The Configurable Pipeline for the Analysis of Connectomes (C-PAC) is an open-source software pipeline for automated preprocessing and analysis of resting-state fMRI data. C-PAC builds upon a robust set of existing software packages including AFNI, FSL, and ANTS, and makes it easy for both novice users and experts to explore their data using a wide array of analytic tools. Users define analysis pipelines by specifying a combination of preprocessing options and analyses to be run on an arbitrary number of subjects. In this session, the project director and co-principal investigator behind C-PAC, Cameron Craddock will walk attendees through using the GUI or text editor to configure a pipeline for analysis. Hence attendees will leave the session prepared to apply C-PAC to their own data. https://fcp-indi.github.io/

*Generalized Linear Models Tutorial for Neuroscientists using the Python package statsmodels.* David Hofmann.

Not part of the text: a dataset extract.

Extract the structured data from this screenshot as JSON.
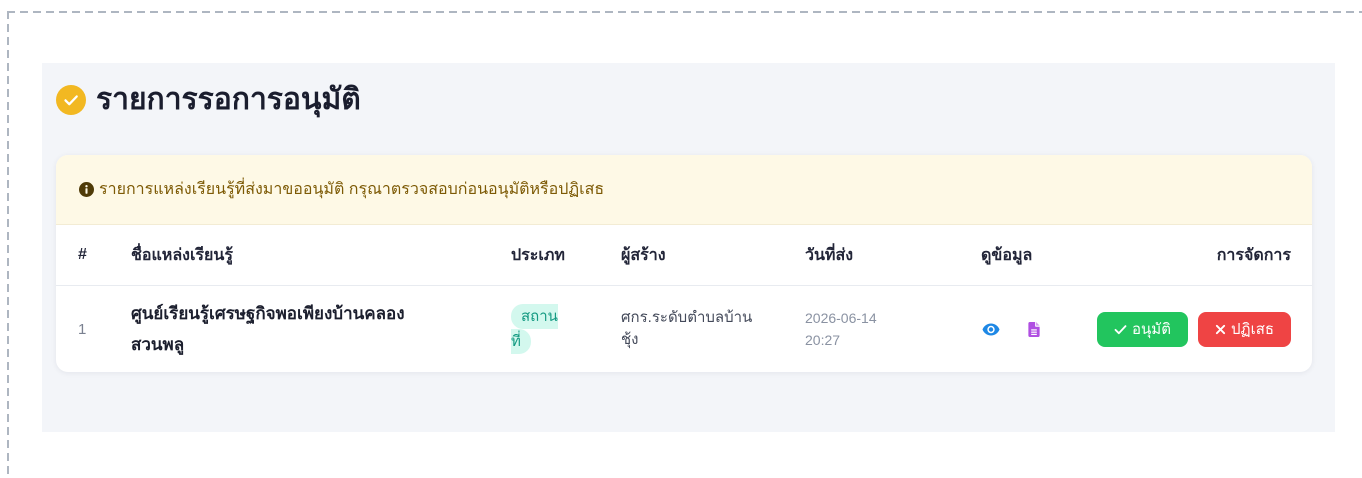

Generalized Linear Models (GLMs) are a simple yet powerful stochastic modeling tool. They provide a natural extension of the well known linear regression to statistics beyond Gaussian that still belong to the exponential family. Assuming a Poisson statistics, they are often used as a simple stochastic model of a spiking neuron. They have been used in neuroscience to model receptive fields (Bush et al. 2016, Truccolo et al. 2011) as well as effective connectivity between neurons (Pillow et al. 2008). In this tutorial we will review the formal framework of GLMs and use the implementation that comes with the Python toolbox "statsmodels" to test it on some previously published data. Finally, we discuss the limitations of GLMs.

*Intro to Machine Learning in Python with scikit-learn.* David Nicholson.

Machine learning can be thought of as a collection of algorithms that build statistical models given a set of data. For instance, an algorithm might build a model that classifies neuron type after being trained with morphological features like soma diameter and number of branches in the dendritic tree. Many software libraries exist that implement machine learning algorithms. Perhaps one of the most popular and easiest to use is the Python package *scikit-learn*. In this tutorial I will introduce the *scikit-learn* interface, and walk you through the basic background you need to succesfully apply supervised learning algorithms to your data.